What is CNN? A 5-Year-Old Guide to Convolutional Neural Network

16 Jul, 2020

Originally published on Medium.

Image 2: A kid who was trying to learn CNN looks a bit confused

A 5 year old kid trying to understand CNN

Okay, that title might be a little bit misleading, because let’s face it no 5 year old will try to find out what a Convolutional Neural Network 🤣. This guide is targeted for beginners in deep learning who want to learn more about Image Processing, but feels pressured when seeing papers and other writing that seems a little bit too hard to understand 😂.

A Gentle Introduction

Artificial Intelligence or AI is a monumental breakthrough that bridges the gap between what humans can do and what machine can do. One of many areas that was affected by the development of AI was Computer Vision. Those advancement created an algorithm for the Computer Vision domain that was known as Convolutional Neural Network or CNN for short.

CNNs, like neural networks, are made up of neurons with learnable weights and biases. Hummm, wait what are neural networks? Wasn’t this guide supposed to teach a 5 year old ?? 😢. Yes, I hate to break it to you, but to understand CNN, you have to know what a neural network is first. You can refer to this reference though 😁. Each neuron in CNN will receive several inputs, takes a weighted sum over them, passes it through an activation function and responds with an output. The whole network has a loss function and all the tips and tricks that we developed for neural networks still apply on CNNs. Okay, that’s enough of the hard part 😊.

So, CNN is basically a deep learning algorithm that can take images as its input and by some process of learning able to differentiate one image from another. This result could be achieved by changing the parameters (learnable weights and biases) of the model itself.

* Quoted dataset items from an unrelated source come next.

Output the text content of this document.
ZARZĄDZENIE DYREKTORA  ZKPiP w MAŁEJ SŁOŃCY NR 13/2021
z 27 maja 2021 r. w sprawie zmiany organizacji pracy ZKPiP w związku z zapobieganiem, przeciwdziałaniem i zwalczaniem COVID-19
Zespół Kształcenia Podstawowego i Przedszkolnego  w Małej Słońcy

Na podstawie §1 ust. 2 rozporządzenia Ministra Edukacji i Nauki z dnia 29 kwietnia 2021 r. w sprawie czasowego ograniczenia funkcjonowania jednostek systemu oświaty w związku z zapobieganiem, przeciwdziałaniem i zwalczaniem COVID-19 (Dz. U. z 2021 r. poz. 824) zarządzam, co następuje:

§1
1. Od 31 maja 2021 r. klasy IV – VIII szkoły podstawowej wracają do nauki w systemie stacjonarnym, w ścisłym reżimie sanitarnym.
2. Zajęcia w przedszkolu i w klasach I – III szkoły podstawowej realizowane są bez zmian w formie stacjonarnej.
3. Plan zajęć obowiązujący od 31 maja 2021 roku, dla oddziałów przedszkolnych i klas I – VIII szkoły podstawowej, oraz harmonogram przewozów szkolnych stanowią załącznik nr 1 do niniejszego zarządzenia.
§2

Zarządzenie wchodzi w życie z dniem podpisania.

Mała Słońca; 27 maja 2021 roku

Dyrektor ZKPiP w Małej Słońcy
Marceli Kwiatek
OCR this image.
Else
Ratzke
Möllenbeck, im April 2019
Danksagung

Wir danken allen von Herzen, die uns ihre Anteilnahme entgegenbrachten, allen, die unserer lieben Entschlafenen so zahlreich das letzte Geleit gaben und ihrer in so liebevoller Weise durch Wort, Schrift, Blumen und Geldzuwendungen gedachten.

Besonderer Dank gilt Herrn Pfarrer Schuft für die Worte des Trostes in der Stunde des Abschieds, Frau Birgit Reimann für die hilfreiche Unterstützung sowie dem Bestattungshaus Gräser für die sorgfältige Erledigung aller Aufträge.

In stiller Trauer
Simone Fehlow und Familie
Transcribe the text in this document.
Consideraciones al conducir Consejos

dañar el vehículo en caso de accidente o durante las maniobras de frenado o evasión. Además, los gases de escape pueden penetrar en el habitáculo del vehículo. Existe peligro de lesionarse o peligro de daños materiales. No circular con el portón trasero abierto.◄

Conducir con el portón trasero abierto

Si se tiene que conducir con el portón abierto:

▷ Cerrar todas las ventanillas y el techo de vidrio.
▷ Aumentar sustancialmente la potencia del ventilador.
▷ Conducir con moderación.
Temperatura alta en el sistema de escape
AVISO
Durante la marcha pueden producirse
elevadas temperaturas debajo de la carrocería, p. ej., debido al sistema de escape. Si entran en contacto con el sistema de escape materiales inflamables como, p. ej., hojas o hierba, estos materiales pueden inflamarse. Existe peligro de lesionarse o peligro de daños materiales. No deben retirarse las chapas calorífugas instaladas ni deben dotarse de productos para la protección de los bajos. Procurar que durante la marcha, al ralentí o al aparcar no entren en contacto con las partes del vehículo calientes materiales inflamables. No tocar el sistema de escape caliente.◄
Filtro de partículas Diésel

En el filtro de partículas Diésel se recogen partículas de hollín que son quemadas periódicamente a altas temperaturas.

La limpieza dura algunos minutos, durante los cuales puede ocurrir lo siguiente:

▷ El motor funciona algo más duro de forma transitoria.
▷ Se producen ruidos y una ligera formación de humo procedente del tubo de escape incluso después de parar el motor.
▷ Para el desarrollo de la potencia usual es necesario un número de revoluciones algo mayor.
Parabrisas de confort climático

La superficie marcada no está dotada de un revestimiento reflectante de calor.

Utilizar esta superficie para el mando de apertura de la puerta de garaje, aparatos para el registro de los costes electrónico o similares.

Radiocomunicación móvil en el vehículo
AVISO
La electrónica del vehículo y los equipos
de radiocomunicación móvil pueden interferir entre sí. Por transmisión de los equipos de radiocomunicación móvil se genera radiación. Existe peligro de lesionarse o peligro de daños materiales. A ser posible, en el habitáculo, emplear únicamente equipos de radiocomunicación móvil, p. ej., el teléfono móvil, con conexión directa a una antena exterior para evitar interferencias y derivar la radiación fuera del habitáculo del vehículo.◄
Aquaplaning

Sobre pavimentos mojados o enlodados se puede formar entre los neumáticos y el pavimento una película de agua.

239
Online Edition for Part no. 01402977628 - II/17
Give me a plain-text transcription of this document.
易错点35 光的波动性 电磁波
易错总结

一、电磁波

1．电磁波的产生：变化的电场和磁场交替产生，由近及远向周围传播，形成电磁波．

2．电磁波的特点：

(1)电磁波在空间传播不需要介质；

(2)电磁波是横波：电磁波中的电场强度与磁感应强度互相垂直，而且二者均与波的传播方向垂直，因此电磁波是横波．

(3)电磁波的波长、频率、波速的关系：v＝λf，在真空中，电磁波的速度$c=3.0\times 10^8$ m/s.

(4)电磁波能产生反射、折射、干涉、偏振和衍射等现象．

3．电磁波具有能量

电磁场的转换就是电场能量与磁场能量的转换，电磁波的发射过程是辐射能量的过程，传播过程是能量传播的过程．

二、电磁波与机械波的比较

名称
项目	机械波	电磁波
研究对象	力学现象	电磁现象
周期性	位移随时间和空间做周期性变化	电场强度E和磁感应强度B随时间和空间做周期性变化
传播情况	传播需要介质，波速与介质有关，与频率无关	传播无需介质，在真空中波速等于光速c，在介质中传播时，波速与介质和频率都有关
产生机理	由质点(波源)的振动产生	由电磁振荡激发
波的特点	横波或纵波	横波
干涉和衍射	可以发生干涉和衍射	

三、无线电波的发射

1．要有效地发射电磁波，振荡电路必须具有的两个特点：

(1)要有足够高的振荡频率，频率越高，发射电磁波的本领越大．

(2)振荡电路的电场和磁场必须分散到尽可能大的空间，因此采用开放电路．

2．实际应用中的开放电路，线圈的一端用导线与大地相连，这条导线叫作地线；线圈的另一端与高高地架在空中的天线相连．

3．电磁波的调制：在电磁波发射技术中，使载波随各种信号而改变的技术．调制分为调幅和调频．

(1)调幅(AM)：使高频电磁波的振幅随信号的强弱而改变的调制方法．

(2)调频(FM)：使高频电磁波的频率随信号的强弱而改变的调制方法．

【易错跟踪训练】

Representation of CNN Architecture

What makes CNN stand out from other classification techniques for classification of images is the total number of pre-processing required for the CNN / ConvNet is much lower as compared to other classification algorithms. Fun fact, the architecture of CNN and the majority of neural networks itself are really similar to the connectivity pattern inside of human brains and was inspired by the Visual Cortex of humans itself.

A few concept about CNN

Okay, if you are still reading this post till this section, you may realize that I was lying to you guys about a guide for a 5 year old 🤣. Truthfully, this post was made for beginners who are scared to learn about CNN and neural networks (not for 5 year olds). Understanding a few concepts about CNN may also open your eyes about how fascinating this neural network is. So without further ado, brace yourself for the concept needed to truly understand CNN 😉

CNN Layer for classification

Image as an input

An image is a matrix of matrix value that indicates the pixel value for the image. One of the main reasons CNN is really good with classification based on image was because CNN is able to capture the Spatial and Temporal dependencies in an image through the application of relevant filters. Remember, the role of the CNN is to reduce the image into a form that is simpler for the algorithm to process, while still retaining the information of the images. Because of this, CNN takes less time to process images than other algorithms, making it one of the best algorithms to use when trying to tackle image problems.

Convolutional Layer

A convolutional layer is a filter (or kernel) in which is an integral component of the layered architecture of the CNN itself. Generally, it refers to the operation applied to the entirety of the inputs (in our case, the image) such that it transforms the information encoded in the pixels into much smaller details. In practice, a kernel is just a smaller-sized matrix from the input size matrix, that consist of real valued entries. Some people say that a picture is worth more than a thousand lectures. So here the representation of the convolutional layer and how it makes information smaller for the neural network to process later on, while still keeping all of the information.

Convolution Process

The Kernel shifts 9 times because of Stride Length = 1 (Non-Strided), every time performing a matrix multiplication operation between K and the portion P of the image over which the kernel is hovering. Remember, this operation only applies on images with 1 (one) channel like grayscale images. In case of images that have multiple channel (like RGB images), Matrix Multiplication is performed between Kn and In stack ([K1, I1]; [K2, I2]; [K3, I3]) and all the results are summed with the bias to give us a squashed one-depth channel Convoluted Feature Output.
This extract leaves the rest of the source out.